Encapsulation & Name Mangling
Attributes and methods prefixed with double underscores undergo name mangling. This restricts direct external access, enforcing internal visibility while allowing class internals to interact freely.
class NetworkAdapter:
__status_code = 200
def _private_check(self):
return "Active"
def run_diagnostic(self):
if self.__status_code == 200:
return "Online"
return self._private_check()
adapter = NetworkAdapter()
# Direct access triggers AttributeError
# print(adapter.__status_code)
print(adapter.run_diagnostic()) # Online
Inheritance Mechanics
A subclass can extend a base class (single inheritance) or derive from multiple bases (multiple inheritance). When parent classes share method or attribute names, Python applies the Method Resolution Order (MRO), prioritizing left-to-right inheritance.
class BaseUnit:
manufacturer = "Alpha"
def transmit(self):
print("Base signal sent")
class AdvancedUnit(BaseUnit):
firmware = "v4.0"
def transmit(self):
print("Advanced burst mode")
unit = AdvancedUnit()
print(unit.manufacturer) # Alpha
unit.transmit() # Advanced burst mode
Overriding & Parent Invocation
When a subclass overrides a parent's attribute or method, the new version takes precedence. To revert to or combine with the parent logic, reference the base class directly or use super().
class EnhancedUnit(AdvancedUnit):
def transmit(self):
print(f"Origin: {AdvancedUnit.manufacturer}")
super().transmit()
print("Custom enhancement applied")
e = EnhancedUnit()
e.transmit()
# Origin: Alpha
# Advanced burst mode
# Custom enhancement applied
Polymorphism & Abstract Patterns
Polymorphism allows uniform function calls across heterogeneous objects sharing a common interface. This is typically achieved through inheritance or abstract base definitions.
class Sensor:
def read_data(self):
raise NotImplementedError
class TempSensor(Sensor):
def read_data(self):
return "24°C"
class PressureSensor(Sensor):
def read_data(self):
return "1013 hPa"
def collect(s: Sensor):
print(s.read_data())
collect(TempSensor())
collect(PressureSensor())
Static Type Annotations
Type hints improve code readability and enable static analysis without affecting runtime behavior. They apply to variables, function parameters, and return values.
import random
counter: int = 42
labels: list[str] = ["A", "B"]
config: dict[str, float] = {"rate": 0.85}
combo_tuple: tuple[int, str, bool] = (1, "yes", True)

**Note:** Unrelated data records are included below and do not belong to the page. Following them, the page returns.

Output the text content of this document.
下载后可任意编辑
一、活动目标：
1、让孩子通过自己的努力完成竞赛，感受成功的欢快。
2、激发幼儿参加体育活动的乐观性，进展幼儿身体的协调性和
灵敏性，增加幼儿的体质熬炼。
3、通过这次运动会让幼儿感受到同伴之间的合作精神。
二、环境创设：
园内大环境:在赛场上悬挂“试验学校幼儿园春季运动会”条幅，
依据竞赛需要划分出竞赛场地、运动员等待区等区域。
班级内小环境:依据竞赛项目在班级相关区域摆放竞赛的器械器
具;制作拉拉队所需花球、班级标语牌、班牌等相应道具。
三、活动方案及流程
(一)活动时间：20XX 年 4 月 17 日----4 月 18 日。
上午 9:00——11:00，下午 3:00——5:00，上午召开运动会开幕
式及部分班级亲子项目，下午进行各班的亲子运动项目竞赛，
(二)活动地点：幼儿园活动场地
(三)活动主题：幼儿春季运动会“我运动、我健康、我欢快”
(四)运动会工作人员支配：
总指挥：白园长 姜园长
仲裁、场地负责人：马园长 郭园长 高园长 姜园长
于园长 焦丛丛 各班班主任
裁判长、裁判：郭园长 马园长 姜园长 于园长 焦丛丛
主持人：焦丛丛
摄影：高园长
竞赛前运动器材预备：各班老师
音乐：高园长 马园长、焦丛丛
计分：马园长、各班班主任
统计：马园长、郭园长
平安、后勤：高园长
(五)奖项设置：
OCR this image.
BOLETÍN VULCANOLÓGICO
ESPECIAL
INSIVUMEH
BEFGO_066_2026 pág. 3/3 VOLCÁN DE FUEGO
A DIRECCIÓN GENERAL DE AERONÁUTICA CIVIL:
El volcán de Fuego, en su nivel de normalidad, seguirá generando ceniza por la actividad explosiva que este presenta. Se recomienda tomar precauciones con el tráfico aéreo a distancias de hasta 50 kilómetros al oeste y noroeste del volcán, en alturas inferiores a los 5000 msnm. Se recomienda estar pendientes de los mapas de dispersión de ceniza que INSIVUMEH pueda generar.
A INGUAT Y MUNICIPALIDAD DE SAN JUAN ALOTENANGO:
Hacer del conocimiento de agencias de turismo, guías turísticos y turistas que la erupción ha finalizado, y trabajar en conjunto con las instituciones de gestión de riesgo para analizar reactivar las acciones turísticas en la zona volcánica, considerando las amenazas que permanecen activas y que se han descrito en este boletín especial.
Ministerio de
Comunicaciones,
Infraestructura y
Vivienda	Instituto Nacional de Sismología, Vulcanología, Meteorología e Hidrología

def parse_input(data: list[str]) -> int:
return len(data)
# Comment-style fallback for dynamic expressions
value = random.choice([1, 2, 3]) # type: int
Alternative types specify value boundaries using Union:
from typing import Union
payload: Union[str, int]
def resolve(val: Union[str, int]) -> str:
return str(val)
Closures & Nonlocal Scope
A closure captures variables from its enclosing lexical scope. Even after the outer funcsion completes execution, the nested function retains access to those captured values. Modifying the outer scope variable requires the nonlocal declaration.
def create_counter(start):
count = start
def increment(step):
nonlocal count
count += step
return count
return increment
tick = create_counter(5)
print(tick(2)) # 7
print(tick(3)) # 10
Function Decoration Patterns
Decorators wrap functions to inject pre- and post-execution logic. They internally rely on closures and must preserve the original signature using *args and **kwargs.
def log_execution(func):
def wrapper(*args, **kwargs):
result = func(*args, **kwargs)
return result
return wrapper
@log_execution
def calculate(a, b):
return a + b
print(calculate(10, 5))
The @decorator_name syntax provides a cleaner alternative to manual assignment, automatically replacing the decorated function with the wrapped version.